The complex connections between sustainability, industry and regulatory issues often require collective action to forge effective solutions. For Gap Inc., this means taking leadership or active roles in collaborative initiatives like the International Labor Organization's (ILO) Better Work program, the Sustainable Apparel Coalition, the Alliance for Bangladesh Worker Safety and Ceres' BICEP (Business for Innovative Climate & Energy Policy) coalition.

Sustainability Matters to Millennials and Investors

More and more, customers and investors recognize how social and environmental issues are connected to companies and the products they sell. And companies like Gap Inc. that care about doing the right thing are working on integrating sustainability more deeply into their businesses.

Millennial customers and employees want to buy products and work for companies that help them live their values and contribute to a better world. Market research by GlobeScan and BBMG points to a large consumer segment of “aspirationals" who love to shop, but still value sustainability and identify with responsible brands. 

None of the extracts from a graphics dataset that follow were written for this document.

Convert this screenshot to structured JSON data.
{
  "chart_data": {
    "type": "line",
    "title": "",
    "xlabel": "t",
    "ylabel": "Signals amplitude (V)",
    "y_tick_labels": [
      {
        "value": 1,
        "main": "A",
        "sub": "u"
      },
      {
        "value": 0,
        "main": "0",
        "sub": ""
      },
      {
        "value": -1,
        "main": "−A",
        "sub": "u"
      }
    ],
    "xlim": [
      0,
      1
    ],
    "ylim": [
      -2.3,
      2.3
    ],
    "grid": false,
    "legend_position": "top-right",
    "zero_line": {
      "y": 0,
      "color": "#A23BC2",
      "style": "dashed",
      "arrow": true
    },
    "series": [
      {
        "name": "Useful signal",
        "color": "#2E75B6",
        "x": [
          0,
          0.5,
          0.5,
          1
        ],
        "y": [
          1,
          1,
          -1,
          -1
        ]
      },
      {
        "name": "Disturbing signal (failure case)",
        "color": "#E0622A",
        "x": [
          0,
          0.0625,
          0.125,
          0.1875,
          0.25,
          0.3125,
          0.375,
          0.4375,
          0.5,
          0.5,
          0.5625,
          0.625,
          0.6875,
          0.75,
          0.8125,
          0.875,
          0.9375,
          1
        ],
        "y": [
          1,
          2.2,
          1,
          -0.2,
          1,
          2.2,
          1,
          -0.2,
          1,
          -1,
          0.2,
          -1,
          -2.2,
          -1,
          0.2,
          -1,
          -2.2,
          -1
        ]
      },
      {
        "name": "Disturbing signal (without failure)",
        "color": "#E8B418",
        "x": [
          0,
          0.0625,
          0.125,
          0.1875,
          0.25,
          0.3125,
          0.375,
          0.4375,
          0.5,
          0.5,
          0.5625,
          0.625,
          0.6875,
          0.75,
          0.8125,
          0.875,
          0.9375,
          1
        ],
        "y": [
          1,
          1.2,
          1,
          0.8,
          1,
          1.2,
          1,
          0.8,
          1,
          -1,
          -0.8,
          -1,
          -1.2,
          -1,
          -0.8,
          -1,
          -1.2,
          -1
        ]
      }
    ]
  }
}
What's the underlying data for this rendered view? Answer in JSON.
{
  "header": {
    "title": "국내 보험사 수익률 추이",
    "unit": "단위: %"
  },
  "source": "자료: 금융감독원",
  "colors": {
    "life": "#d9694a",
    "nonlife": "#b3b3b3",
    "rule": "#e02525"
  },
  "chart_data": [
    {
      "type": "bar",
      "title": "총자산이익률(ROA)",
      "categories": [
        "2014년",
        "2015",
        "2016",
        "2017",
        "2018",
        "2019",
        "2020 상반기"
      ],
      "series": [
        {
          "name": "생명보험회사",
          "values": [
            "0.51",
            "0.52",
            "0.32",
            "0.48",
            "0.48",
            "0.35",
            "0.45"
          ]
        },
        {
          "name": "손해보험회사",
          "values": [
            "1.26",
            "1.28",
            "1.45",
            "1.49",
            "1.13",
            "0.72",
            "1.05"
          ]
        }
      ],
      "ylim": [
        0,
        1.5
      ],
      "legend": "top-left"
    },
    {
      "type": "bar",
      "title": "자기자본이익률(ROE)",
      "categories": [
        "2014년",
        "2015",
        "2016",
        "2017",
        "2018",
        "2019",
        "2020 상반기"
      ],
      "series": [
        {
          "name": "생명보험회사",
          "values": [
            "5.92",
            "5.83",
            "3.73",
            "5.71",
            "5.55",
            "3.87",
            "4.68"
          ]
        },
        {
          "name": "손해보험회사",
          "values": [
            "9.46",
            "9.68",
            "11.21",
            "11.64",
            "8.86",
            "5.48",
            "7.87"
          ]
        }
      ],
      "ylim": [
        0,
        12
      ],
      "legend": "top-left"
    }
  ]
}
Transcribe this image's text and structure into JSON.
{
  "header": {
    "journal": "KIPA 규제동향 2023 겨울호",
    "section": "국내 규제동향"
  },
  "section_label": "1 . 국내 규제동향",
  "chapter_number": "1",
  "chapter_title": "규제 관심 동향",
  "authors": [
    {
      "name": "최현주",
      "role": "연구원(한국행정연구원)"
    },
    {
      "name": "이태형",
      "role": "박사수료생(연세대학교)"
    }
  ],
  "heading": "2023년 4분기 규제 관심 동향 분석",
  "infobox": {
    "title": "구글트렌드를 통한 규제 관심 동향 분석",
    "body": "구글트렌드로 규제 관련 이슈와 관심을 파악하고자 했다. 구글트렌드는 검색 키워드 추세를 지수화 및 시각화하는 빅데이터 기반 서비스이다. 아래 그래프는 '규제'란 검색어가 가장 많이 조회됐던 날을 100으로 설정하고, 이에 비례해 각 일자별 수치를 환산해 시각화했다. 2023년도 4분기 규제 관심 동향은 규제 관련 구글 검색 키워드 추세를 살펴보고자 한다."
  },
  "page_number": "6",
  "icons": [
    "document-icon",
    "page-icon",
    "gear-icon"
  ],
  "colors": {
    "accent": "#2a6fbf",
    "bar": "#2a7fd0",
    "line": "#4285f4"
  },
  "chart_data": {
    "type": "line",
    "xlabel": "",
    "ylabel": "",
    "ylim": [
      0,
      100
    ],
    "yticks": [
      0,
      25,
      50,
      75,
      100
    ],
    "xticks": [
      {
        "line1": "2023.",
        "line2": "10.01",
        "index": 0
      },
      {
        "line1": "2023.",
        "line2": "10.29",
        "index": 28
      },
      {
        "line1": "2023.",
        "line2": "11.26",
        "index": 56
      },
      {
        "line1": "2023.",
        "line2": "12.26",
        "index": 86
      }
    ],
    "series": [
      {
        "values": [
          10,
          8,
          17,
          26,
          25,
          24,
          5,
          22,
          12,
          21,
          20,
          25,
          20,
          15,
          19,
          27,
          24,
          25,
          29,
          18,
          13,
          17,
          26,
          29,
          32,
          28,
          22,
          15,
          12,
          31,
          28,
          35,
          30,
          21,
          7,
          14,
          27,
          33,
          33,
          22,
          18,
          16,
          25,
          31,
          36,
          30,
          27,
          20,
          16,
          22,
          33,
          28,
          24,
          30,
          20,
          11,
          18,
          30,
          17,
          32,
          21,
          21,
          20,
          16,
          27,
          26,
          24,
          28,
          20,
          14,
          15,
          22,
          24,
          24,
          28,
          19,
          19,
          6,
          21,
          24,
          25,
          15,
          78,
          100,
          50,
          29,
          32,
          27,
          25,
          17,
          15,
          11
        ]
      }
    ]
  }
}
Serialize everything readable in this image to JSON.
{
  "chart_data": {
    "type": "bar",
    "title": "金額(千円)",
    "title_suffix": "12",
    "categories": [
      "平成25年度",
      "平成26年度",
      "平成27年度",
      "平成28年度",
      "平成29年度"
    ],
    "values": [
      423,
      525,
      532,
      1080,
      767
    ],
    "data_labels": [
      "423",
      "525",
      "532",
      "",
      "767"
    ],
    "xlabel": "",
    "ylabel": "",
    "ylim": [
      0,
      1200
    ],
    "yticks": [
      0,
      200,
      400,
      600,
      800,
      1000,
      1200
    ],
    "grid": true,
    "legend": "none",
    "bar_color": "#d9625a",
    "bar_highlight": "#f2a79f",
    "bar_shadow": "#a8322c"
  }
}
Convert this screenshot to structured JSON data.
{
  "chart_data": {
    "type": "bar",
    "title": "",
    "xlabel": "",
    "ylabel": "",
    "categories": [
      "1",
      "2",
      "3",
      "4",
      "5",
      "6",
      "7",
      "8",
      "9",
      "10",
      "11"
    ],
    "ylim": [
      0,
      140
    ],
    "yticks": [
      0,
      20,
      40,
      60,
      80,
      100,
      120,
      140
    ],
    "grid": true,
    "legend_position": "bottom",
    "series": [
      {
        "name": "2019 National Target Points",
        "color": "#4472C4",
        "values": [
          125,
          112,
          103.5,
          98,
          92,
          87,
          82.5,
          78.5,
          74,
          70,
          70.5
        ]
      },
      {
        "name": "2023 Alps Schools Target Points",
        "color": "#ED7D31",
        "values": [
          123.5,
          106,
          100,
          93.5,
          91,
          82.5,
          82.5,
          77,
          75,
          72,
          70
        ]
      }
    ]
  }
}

Investors, from pension funds to investment banks, are joining the conversation by honing in on how sustainability can help lower risk, cut costs and increase sales, and developing tools to measure these impacts. For example, Morgan Stanley recently increased the stock price valuations for a select group of sustainability leaders. The global market for sustainable investing surpassed $21.4 trillion by early 2014. More than 822 institutional investors, representing more than $95 trillion in assets, back CDP initiatives that assess companies' efforts to manage climate, water and deforestation risks.

Dow Jones Sustainability Indices (DJSI) 2015

So how do investors and other concerned stakeholders assess sustainability? And where does Gap Inc. stand? There's a burgeoning cottage industry of surveys and rankings that attempt to evaluate whether companies make the grade on sustainability. 

According to research by SustainAbility, one of the most credible benchmarks for sustainable business and investing is the Dow Jones Sustainability Indices (DJSI). The DJSI uses an extensive array of questions to evaluate sustainability across a variety of business functions. In addition to social and environmental criteria, the DJSI covers corporate governance, ethics, supply chain management, strategy for emerging markets, human capital and philanthropy.

Gap Inc. recently joined a select group of companies on the DJSI World and North America indices for 2015. This marks the third straight year that Gap Inc. made the DJSI World Index, which distinguishes the top 10 percent of companies in each industry out of more than 2,500 of the world's largest companies.

The DJSI recognizes Gap Inc.'s focus on protecting human rights, improving working conditions and expanding opportunities for the people who make our clothes and work for our brands. We have seen how treating workers with dignity and respect and providing training in life and job skills through the Gap Inc. P.A.C.E. program for advancing women can boost participants' self-confidence, while also delivering business benefits through increased productivity and retention. Our commitment to gender equality includes ensuring the women and men who work for Gap Inc. are paid equally for the same work everywhere we do business. 

At our stores, installing LED lighting and other energy efficiency measures helped lower our absolute U.S. greenhouse gas emissions by 34 percent below the 2008 level, while saving money. Improving water quality and conservation in our supply chain not only makes the way our clothes are made more sustainable, it also protects the health and well-being of workers and local communities. 

Beyond recognition, surveys like the DJSI have real business benefits. They help identify and share good practices, as well measure and compare progress against industry peers and leaders. They can also catalyze conversations, point to opportunities for improvement and contribute to integrating sustainability throughout a company's business.